Bugtraq mailing list archives

Re: Security Hole in Axent ESM


From: achurch () DRAGONFIRE NET (Andy Church)
Date: Mon, 31 Aug 1998 16:39:54 EDT


Andy Church <achurch () DRAGONFIRE NET> wrote:
One way I could see to
make this more effective would be to use 64-bit times and disallow both
setting the clock back and changing the top 2 bits to anything other than
zero.  This would break the rollover attack without causing any premature
Y2k-like problems (2^62 seconds ~= 10^13 years).
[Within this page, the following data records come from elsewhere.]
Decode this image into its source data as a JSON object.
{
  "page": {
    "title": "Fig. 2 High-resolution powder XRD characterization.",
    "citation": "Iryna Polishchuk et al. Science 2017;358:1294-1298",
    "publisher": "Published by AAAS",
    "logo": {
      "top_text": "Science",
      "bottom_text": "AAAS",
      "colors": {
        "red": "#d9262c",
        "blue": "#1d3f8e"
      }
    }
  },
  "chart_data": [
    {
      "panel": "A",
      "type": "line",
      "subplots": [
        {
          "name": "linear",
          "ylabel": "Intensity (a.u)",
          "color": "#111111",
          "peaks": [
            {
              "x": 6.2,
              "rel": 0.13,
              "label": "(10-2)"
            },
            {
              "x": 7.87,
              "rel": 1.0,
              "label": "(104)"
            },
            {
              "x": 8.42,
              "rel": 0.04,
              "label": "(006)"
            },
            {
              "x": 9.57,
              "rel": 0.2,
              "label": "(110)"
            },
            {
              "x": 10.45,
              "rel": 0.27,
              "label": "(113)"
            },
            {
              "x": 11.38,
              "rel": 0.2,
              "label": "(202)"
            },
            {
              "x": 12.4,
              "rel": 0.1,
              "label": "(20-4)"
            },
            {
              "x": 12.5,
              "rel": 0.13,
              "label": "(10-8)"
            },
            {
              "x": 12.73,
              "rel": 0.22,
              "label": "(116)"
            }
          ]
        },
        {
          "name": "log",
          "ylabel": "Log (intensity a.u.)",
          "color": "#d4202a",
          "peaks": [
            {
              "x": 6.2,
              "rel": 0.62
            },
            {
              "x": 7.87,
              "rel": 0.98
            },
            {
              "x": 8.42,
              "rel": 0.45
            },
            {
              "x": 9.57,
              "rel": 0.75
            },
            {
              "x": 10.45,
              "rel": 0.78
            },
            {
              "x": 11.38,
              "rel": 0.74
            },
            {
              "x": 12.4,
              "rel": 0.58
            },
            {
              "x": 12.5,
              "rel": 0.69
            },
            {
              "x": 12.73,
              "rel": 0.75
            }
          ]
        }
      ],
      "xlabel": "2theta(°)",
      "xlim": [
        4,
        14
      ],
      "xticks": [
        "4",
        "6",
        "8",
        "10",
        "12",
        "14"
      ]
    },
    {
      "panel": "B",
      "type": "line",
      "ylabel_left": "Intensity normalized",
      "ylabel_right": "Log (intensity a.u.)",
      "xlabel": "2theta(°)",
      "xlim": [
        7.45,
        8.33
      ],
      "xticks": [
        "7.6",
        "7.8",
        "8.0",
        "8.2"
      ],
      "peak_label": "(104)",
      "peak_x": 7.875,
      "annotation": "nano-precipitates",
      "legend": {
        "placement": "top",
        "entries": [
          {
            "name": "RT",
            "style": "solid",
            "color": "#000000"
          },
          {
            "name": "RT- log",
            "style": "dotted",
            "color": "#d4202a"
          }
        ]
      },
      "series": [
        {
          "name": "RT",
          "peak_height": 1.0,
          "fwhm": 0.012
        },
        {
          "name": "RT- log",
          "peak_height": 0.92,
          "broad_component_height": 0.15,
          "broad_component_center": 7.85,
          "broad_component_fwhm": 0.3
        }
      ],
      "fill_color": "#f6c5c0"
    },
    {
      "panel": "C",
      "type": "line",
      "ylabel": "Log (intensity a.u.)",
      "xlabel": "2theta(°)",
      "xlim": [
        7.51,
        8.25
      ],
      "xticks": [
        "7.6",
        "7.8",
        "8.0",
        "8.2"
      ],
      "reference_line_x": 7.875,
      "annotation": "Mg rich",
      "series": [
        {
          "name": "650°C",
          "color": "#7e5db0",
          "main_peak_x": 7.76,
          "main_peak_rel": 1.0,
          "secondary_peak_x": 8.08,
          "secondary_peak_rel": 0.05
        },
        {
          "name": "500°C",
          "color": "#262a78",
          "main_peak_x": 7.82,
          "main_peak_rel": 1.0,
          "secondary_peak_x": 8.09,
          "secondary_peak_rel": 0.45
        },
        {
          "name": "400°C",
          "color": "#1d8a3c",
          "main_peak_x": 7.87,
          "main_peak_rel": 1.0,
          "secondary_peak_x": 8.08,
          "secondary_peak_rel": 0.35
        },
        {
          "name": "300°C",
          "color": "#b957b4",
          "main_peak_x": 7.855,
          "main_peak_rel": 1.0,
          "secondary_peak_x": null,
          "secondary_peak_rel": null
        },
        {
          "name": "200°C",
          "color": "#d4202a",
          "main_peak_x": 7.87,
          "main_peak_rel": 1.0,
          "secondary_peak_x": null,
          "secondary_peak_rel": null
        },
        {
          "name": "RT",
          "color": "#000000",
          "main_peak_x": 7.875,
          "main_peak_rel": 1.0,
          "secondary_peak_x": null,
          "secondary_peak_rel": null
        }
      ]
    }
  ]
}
This is still a DOS of sorts, as you can set the clock to 2^62-1, and
then it will be impossible to return the clock to the correct time
without rebooting.  Many things will probably be unhappy to find
themselves 10^13 years in the future.

     Good point; I obviously hadn't thought that far.  I suppose you could
just not let the clock be set at all--that would pretty cleanly stop
clock-setting problems. (:

     Come to think of it, aside from adjusting for clock drift, there
shouldn't be any need to set the system clock under normal circumstances.
If there were a system call like adjtime() which set a _continuous_ (not
one-time) drift adjustment--for example, telling the kernel to adjust
forward or backward one second every N seconds--then you could set that
(and maybe the clock as well) at boot time, then disallow all clock
adjustment functions, and you should be okay.  Linux looks like it has an
adjtimex() that works something like this, though I don't have a man page
for it.

  --Andy Church                  | If Bell Atlantic really is the heart
    achurch () dragonfire net       | of communication, then it desperately
    www.dragonfire.net/~achurch/ | needs a quadruple bypass.